RowHammer is a long-standing dynamic random access memory (DRAM) reliability error in which repeated accesses (hammering) to a memory row can cause electrical interference that flips bits in adjacent rows (from 0 to 1m, or vice versa). This breaks the isolation guarantees that are the basis of modern operating systems and sandboxes.
DRAM manufacturers have implemented hardware-level mitigations such as error correction codes (ECC) and target row refresh (TRR) to combat this line of attack.
However, a study published in July 2025 by researchers at the University of Toronto extended the threat to GPUs. GPUHammer, as the name suggests, is the first practical RowHammer attack targeting NVIDIA GPUs using GDDR6 memory. We employ techniques such as multithreaded parallel hammering to overcome architectural challenges inherent in GPUs that were previously insensitive to bit flipping.
Successful exploitation of GPUHammer can reduce the accuracy of machine learning (ML) models by up to 80% when run on GPUs.
GPUBreach extends this approach to use RowHammer to corrupt GPU page tables and achieve privilege escalation, resulting in arbitrary reads/writes on GPU memory.

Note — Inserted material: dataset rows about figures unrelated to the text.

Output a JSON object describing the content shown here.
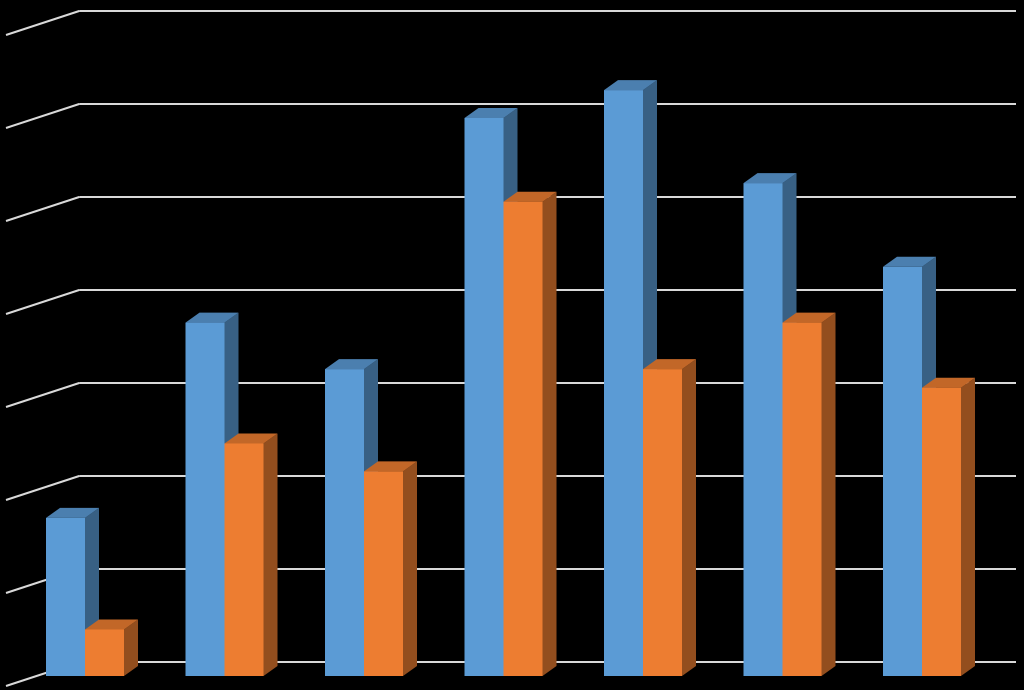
{
  "chart_data": {
    "type": "bar",
    "style": "3d-clustered-column",
    "categories": [
      "",
      "",
      "",
      "",
      "",
      "",
      ""
    ],
    "series": [
      {
        "color": "#5B9BD5",
        "values": [
          1.7,
          3.8,
          3.3,
          6.0,
          6.3,
          5.3,
          4.4
        ]
      },
      {
        "color": "#ED7D31",
        "values": [
          0.5,
          2.5,
          2.2,
          5.1,
          3.3,
          3.8,
          3.1
        ]
      }
    ],
    "ylim": [
      0,
      7
    ],
    "grid": true,
    "legend": "none",
    "title": "",
    "xlabel": "",
    "ylabel": ""
  },
  "colors": {
    "background": "#000000",
    "gridline": "#D9D9D9",
    "series_1": "#5B9BD5",
    "series_2": "#ED7D31"
  }
}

Additionally, the attack revealed that the attack could result in the disclosure of private cryptographic keys from NVIDIA cuPQC, model degradation attacks, and CPU privilege escalation with IOMMU enabled.

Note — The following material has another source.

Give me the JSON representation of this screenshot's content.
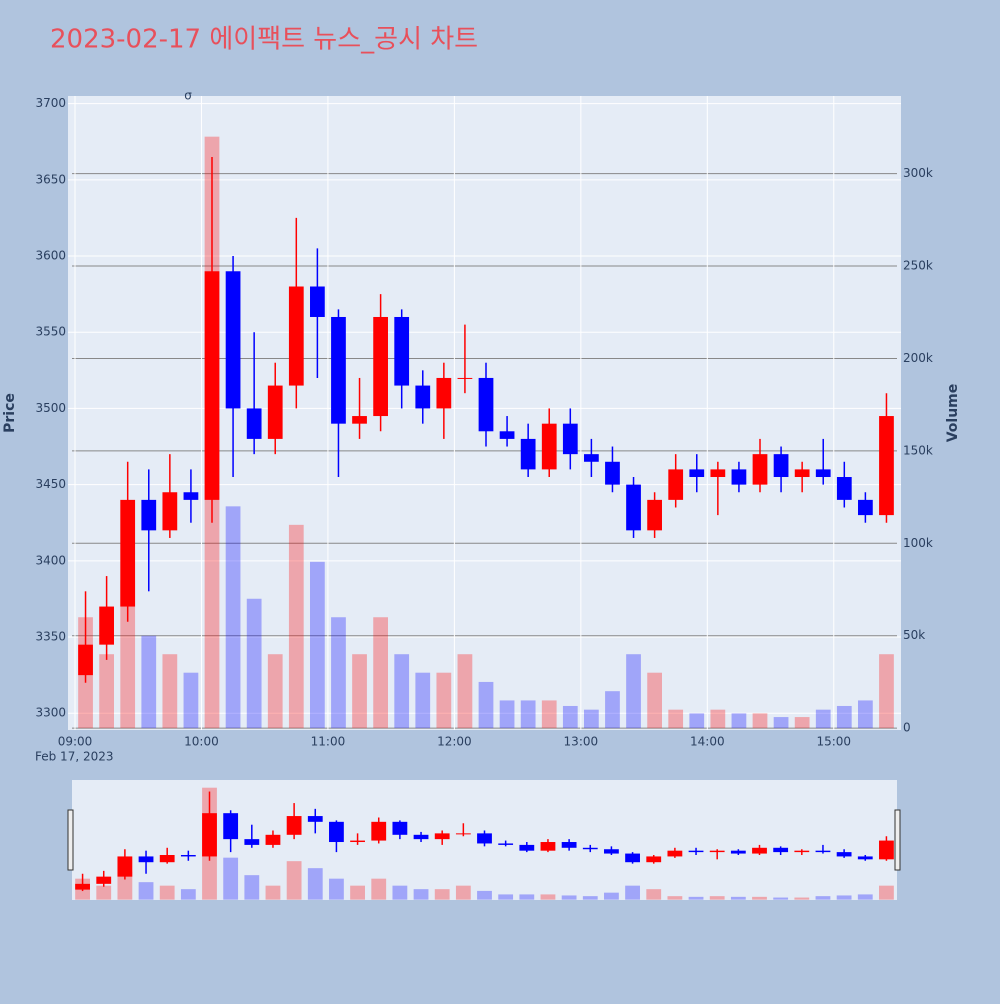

“A compromised GPU issues DMA (using the PTE’s aperture bit) to an area of CPU memory (the GPU driver’s own buffer) that the IOMMU allows,” the researchers said. “By corrupting the state of this trusted driver, the attack triggers a memory safety bug in the NVIDIA kernel driver to obtain arbitrary kernel write primitives, which are then used to generate a root shell.”
This GPUBreach disclosure comes at the same time as two other concurrent efforts, GDDRHammer and GeForge, that revolve around GPU page table corruption by GDDR6 RowHammer and facilitate privilege escalation on the GPU side. Similar to GPUBreach, both techniques can be used to obtain arbitrary read/write access to CPU memory.
What sets GPUBreach apart is that it also allows full escalation of CPU privileges, making it a more powerful attack. Specifically, GeForge requires IOMMU to be disabled to work, while GDDRHammer modifies the aperture field of GPU page table entries to allow unprivileged CUDA kernels to read and write all of the host CPU’s memory.
“One of the main differences is that GDDRHammer utilizes the final level page table (PT) and GeForge utilizes the final level page directory (PD0),” said the team that helped utilize the two GPU memories. “However, both works can achieve the same goal of hijacking GPU page table translations to gain read/write access to GPU and host memory.”
One temporary mitigation to address these attacks is to enable ECC on the GPU. However, it is worth noting that RowHammer attacks such as ECCploit and ECC.fail have been found to overcome this countermeasure.
“However, if the attack pattern induces two or more bit flips (which has been shown to be viable on DDR4 and DDR5 systems), existing ECC cannot fix these and may even cause silent data corruption. Therefore, ECC is not a reliable mitigation against GPUBreach,” the researchers said. “For desktop or laptop GPUs where ECC is not currently available, there are no known mitigations to our knowledge.”